Una divergenza di opinione, da sola, pesa poco. Contano gli elementi verificabili: un dato mancante o errato, un'assunzione non dichiarata, un metodo non adatto al quesito, un passaggio causale non dimostrato, una conclusione più ampia di quanto i dati sostengano. La revisione tecnica serve proprio a distinguere l'errore dall'opinione.

Quali documenti servono per revisionare una CTU?

La relazione definitiva con tutti gli allegati, la bozza se già trasmessa, il quesito del giudice, i verbali delle operazioni peritali, le osservazioni già depositate dalle parti, le perizie di parte, la documentazione tecnica di causa (progetti, contratti, rilievi, foto, dati strumentali) e l'ordinanza con i termini. Un elenco completo è nella sezione dedicata dell'articolo.
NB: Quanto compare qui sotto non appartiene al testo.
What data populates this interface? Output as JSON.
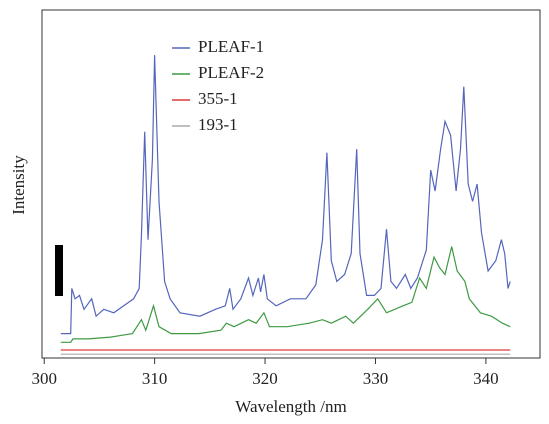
{
  "chart_data": {
    "type": "line",
    "xlabel": "Wavelength /nm",
    "ylabel": "Intensity",
    "xlim": [
      299.8,
      344.9
    ],
    "xticks": [
      300,
      310,
      320,
      330,
      340
    ],
    "ylim": [
      0,
      100
    ],
    "series": [
      {
        "name": "PLEAF-1",
        "color": "#5566bb",
        "x": [
          301.5,
          302.4,
          302.5,
          302.8,
          303.2,
          303.6,
          304.3,
          304.7,
          305.4,
          306.3,
          307.2,
          308.1,
          308.6,
          308.8,
          309.1,
          309.4,
          309.8,
          310.0,
          310.4,
          310.9,
          311.4,
          312.3,
          314.1,
          315.5,
          316.4,
          316.8,
          317.1,
          317.8,
          318.5,
          318.9,
          319.4,
          319.6,
          319.9,
          320.2,
          321.0,
          322.3,
          323.7,
          324.6,
          325.2,
          325.6,
          326.0,
          326.5,
          327.2,
          327.8,
          328.3,
          328.6,
          329.2,
          329.9,
          330.5,
          331.0,
          331.4,
          331.9,
          332.7,
          333.2,
          333.8,
          334.6,
          335.0,
          335.4,
          335.9,
          336.3,
          336.8,
          337.3,
          337.7,
          338.0,
          338.4,
          338.8,
          339.2,
          339.6,
          340.2,
          340.9,
          341.4,
          341.7,
          342.0,
          342.2
        ],
        "values": [
          7,
          7,
          20,
          17,
          18,
          14,
          17,
          12,
          14,
          13,
          15,
          17,
          20,
          35,
          65,
          34,
          57,
          87,
          45,
          22,
          17,
          13,
          12,
          14,
          15,
          20,
          14,
          17,
          23,
          18,
          23,
          19,
          24,
          17,
          15,
          17,
          17,
          21,
          34,
          59,
          28,
          22,
          24,
          30,
          60,
          30,
          18,
          18,
          20,
          37,
          22,
          20,
          24,
          20,
          23,
          31,
          54,
          48,
          60,
          68,
          64,
          48,
          60,
          78,
          50,
          45,
          50,
          36,
          25,
          28,
          34,
          30,
          20,
          22
        ]
      },
      {
        "name": "PLEAF-2",
        "color": "#3f9a44",
        "x": [
          301.5,
          302.4,
          302.6,
          304,
          306,
          308,
          308.8,
          309.2,
          309.6,
          309.9,
          310.4,
          311.5,
          314,
          316,
          316.5,
          317.2,
          318.5,
          319.2,
          319.9,
          320.4,
          322,
          324,
          325.2,
          326,
          327.3,
          328,
          329.3,
          330.2,
          331,
          332.5,
          333.3,
          334,
          334.6,
          335.3,
          335.8,
          336.3,
          336.9,
          337.4,
          338.1,
          338.5,
          339.5,
          340.5,
          341.5,
          342.2
        ],
        "values": [
          4.5,
          4.5,
          5.5,
          5.5,
          6,
          7,
          11,
          8,
          12,
          15,
          9,
          7,
          7,
          8,
          10,
          9,
          11,
          10,
          13,
          9,
          9,
          10,
          11,
          10,
          12,
          10,
          14,
          17,
          13,
          15,
          16,
          23,
          20,
          29,
          26,
          24,
          32,
          25,
          22,
          17,
          13,
          12,
          10,
          9
        ]
      },
      {
        "name": "355-1",
        "color": "#e03a3a",
        "x": [
          301.5,
          342.2
        ],
        "values": [
          2.3,
          2.3
        ]
      },
      {
        "name": "193-1",
        "color": "#aaaaaa",
        "x": [
          301.5,
          342.2
        ],
        "values": [
          1.1,
          1.1
        ]
      }
    ]
  }
}
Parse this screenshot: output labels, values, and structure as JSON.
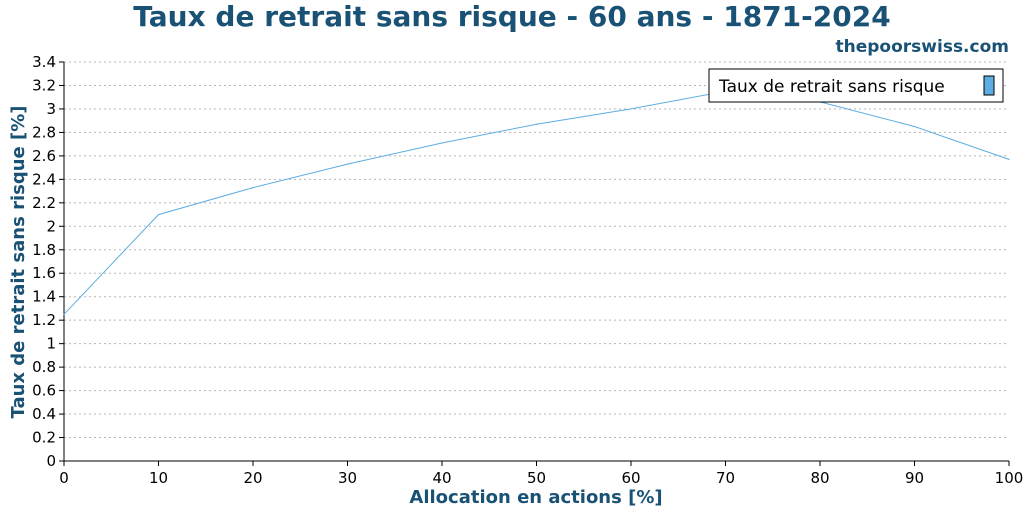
{
  "chart_data": {
    "type": "line",
    "title": "Taux de retrait sans risque - 60 ans - 1871-2024",
    "source": "thepoorswiss.com",
    "xlabel": "Allocation en actions [%]",
    "ylabel": "Taux de retrait sans risque [%]",
    "xlim": [
      0,
      100
    ],
    "ylim": [
      0,
      3.4
    ],
    "x_ticks": [
      "0",
      "10",
      "20",
      "30",
      "40",
      "50",
      "60",
      "70",
      "80",
      "90",
      "100"
    ],
    "y_ticks": [
      "0",
      "0.2",
      "0.4",
      "0.6",
      "0.8",
      "1",
      "1.2",
      "1.4",
      "1.6",
      "1.8",
      "2",
      "2.2",
      "2.4",
      "2.6",
      "2.8",
      "3",
      "3.2",
      "3.4"
    ],
    "grid": "horizontal dotted",
    "legend_position": "top-right",
    "series": [
      {
        "name": "Taux de retrait sans risque",
        "color": "#5dade2",
        "x": [
          0,
          10,
          20,
          30,
          40,
          50,
          60,
          70,
          80,
          90,
          100
        ],
        "y": [
          1.25,
          2.1,
          2.33,
          2.53,
          2.71,
          2.87,
          3.0,
          3.15,
          3.06,
          2.85,
          2.57
        ]
      }
    ]
  }
}
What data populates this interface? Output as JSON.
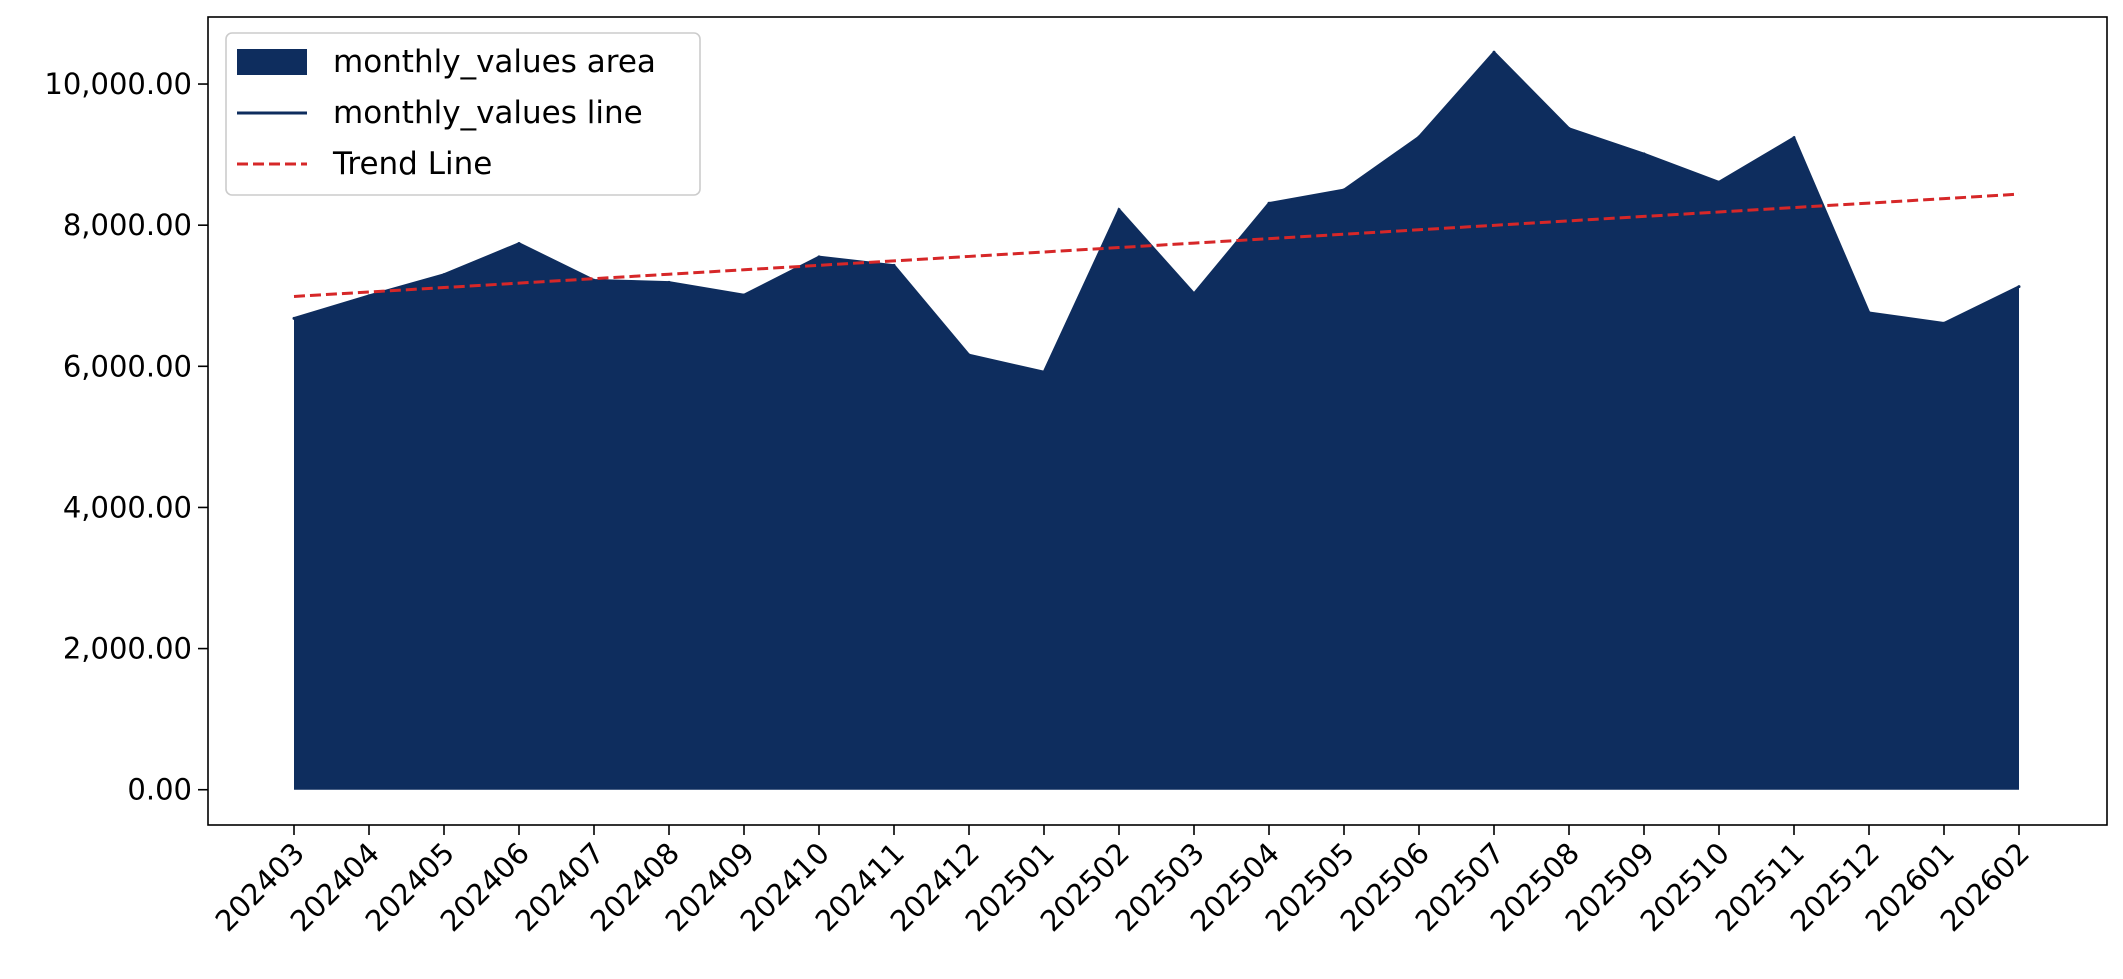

Il giudice può disporre una nuova CTU?

Il codice prevede che il giudice abbia sempre la facoltà di disporre la rinnovazione delle indagini e, per gravi motivi, la sostituzione del consulente (art. 196 c.p.c.). Se e quando chiederlo è una valutazione del difensore; il contributo tecnico consiste nel documentare le lacune che renderebbero utile un supplemento o una rinnovazione.

Quanto tempo richiede una revisione tecnica di una CTU?

Dipende dalla complessità della relazione, dal numero di allegati e dalla disponibilità dei documenti. Poiché i termini per le osservazioni sono fissati dal giudice, conviene avviare la revisione appena la bozza viene trasmessa e non attendere il deposito definitivo. Non è possibile indicare una durata standard senza aver visto il fascicolo.